Database Read/Write Splitting in Frameworks/ORMs

Although one of the primary ideas behind frameworks is to keep things as simple as possible, sometimes they create issues in the long run. What I am about to discuss is something of a luxury problem (as scaling usually is), but it is a problem nonetheless.

When initially starting a project, whether you are using Ruby on Rails (Ruby), Django (Python), CakePHP (PHP), Catalyst (Perl), or any of the other 100s of frameworks in any of the languages out there, the first and most important thing to do is to get it out the door. Once you have done that, it’s time to get users, fix bugs, and add features. After you have done all that and you have a great web app, its time to think scaling. (Yes I realize that I have trivialized this process immensely, but its for a point, I promise).

When starting to scale (whether its out or up) and you decide its time to add another database, its necessary to analyze your app and decide whether its read heavy or write heavy. A lot of scaling comes in knowing your application and where its bottlenecks are. Let’s assume that you are at the point that you need to add a database server. What would be great is if you had a framework that allowed you to set some database servers as read-only in order to take load off the master.

In an abstract format, it would be a good idea to break out your SQL requirements into 2 functions: sql_write_query and sql_read_query. Then have the functions go to your primary database server and slave database servers respectively. The reason that you should do this instead of using a single function that sends the query to the “correct” location based on the SQL it finds is that your slave servers may be behind the master (which is the nature of replication) which could give you an incorrect result in your query. This way, depending on the importance and type of the query, in your code you can choose the location that you want to send the query to. The read queries where accuracy is extremely important can be sent to the database using sql_write_query and all others can be executed normally using your sql_read_query function.

How does this relate to frameworks and ORMs? It would be very handy if frameworks provided a method to expand an application into splitting read and write queries that is native to the frameworks. If it is native and isn’t hacked on afterward (like below), then you don’t have to muck around in the core code or write a plugin and you can stick to what you know best (which is your application).
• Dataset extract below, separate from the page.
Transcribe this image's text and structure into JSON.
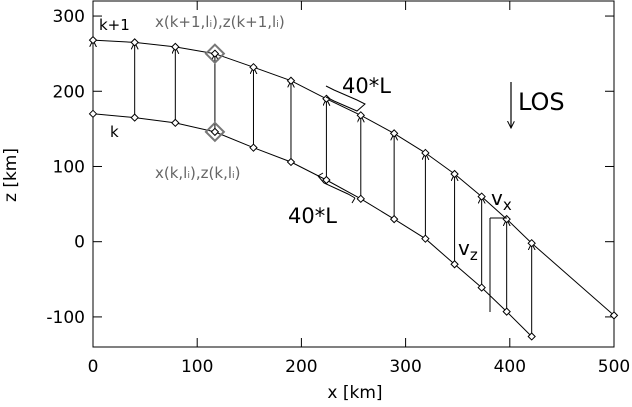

That is not to say that one should prematurely optimize an application (which is a whole other issue that you need to be careful of) and build it out in a split read/write fashion from the beginning, but that there should be a native way for the application to be faster should you reach that point.

Building this out as a afterthought can be done like what’s below (the example is in Python but can be extrapolated to the language specific to the framework).

import MySQLdb

def write_mysql_query(query):
    conn = MySQLdb.connect(host = "dbvip1.example.com",
                          user = "root",
                          passwd = "pass",
                          db = "myapp")
    cursor = conn.cursor()
    cursor.execute("SET AUTOCOMMIT=1")
    cursor.execute(query)
    cursor.close()
    conn.close()

def read_mysql_query(query):
    conn = MySQLdb.connect(host = "slavedb1.example.com",
                          user = "root",
                          passwd = "pass",
                          db = "myapp")
    cursor = conn.cursor()
    cursor.execute(query)
    result = cursor.fetchall()
    cursor.close()
    conn.close()

You can even do things for the writer in a more transactional fashion using START TRANSACTION and COMMIT if you don’t like using AUTOCOMMIT. You’ll also notice that there is a connect every time a query is executed. A lot of people will have an initial gut reaction of a problem here. In fact, since most of your queries will be taking place over a LAN with a pretty fast backplane (or some other variation of a high speed network), it’s probably negligible. Taking the load off of your master and dispersing it onto slaves will make the most difference here.

All this is a very oversimplified way of taking this step, but it is something that frameworks should consider. Even if its just in a plugin fashion which can be taken advantage of if the database server is getting overloaded.

  • http://blog.perplexedlabs.com matticakes

    While I see the point you're raising I think it's interesting to keep in mind the ol' 80/20 rule. A web framework is trying to solve 80% of the problems for you.

    They get you *most* of the way there, quickly. When you're hitting scalability issues it might be time to break out of the confines of an ORM anyway, whether or not you've encountered this particular issue.

  • http://eric.lubow.org Eric Lubow

    I agree with your assessment of the goal of frameworks. But if you reach the issue of scaling, is it really worth refactoring the entire code base to scale out your database system? And if a framework is solving 80% of your problems, does that mean that when your ready to scale out that another problem should be created as to how (on the database level)?

    The point I am aiming to make is that by baking this ability into the core code base of a framework and making it available to use when necessary (or desired) you are giving the developer the ability to scale more easily. And I believe giving this ability in advance is less dangerous than having someone try to hack it in later. It also provides a consistent way of achieving this goal for everyone who uses a framework/ORM to follow so there aren't people consistently reinventing the wheel.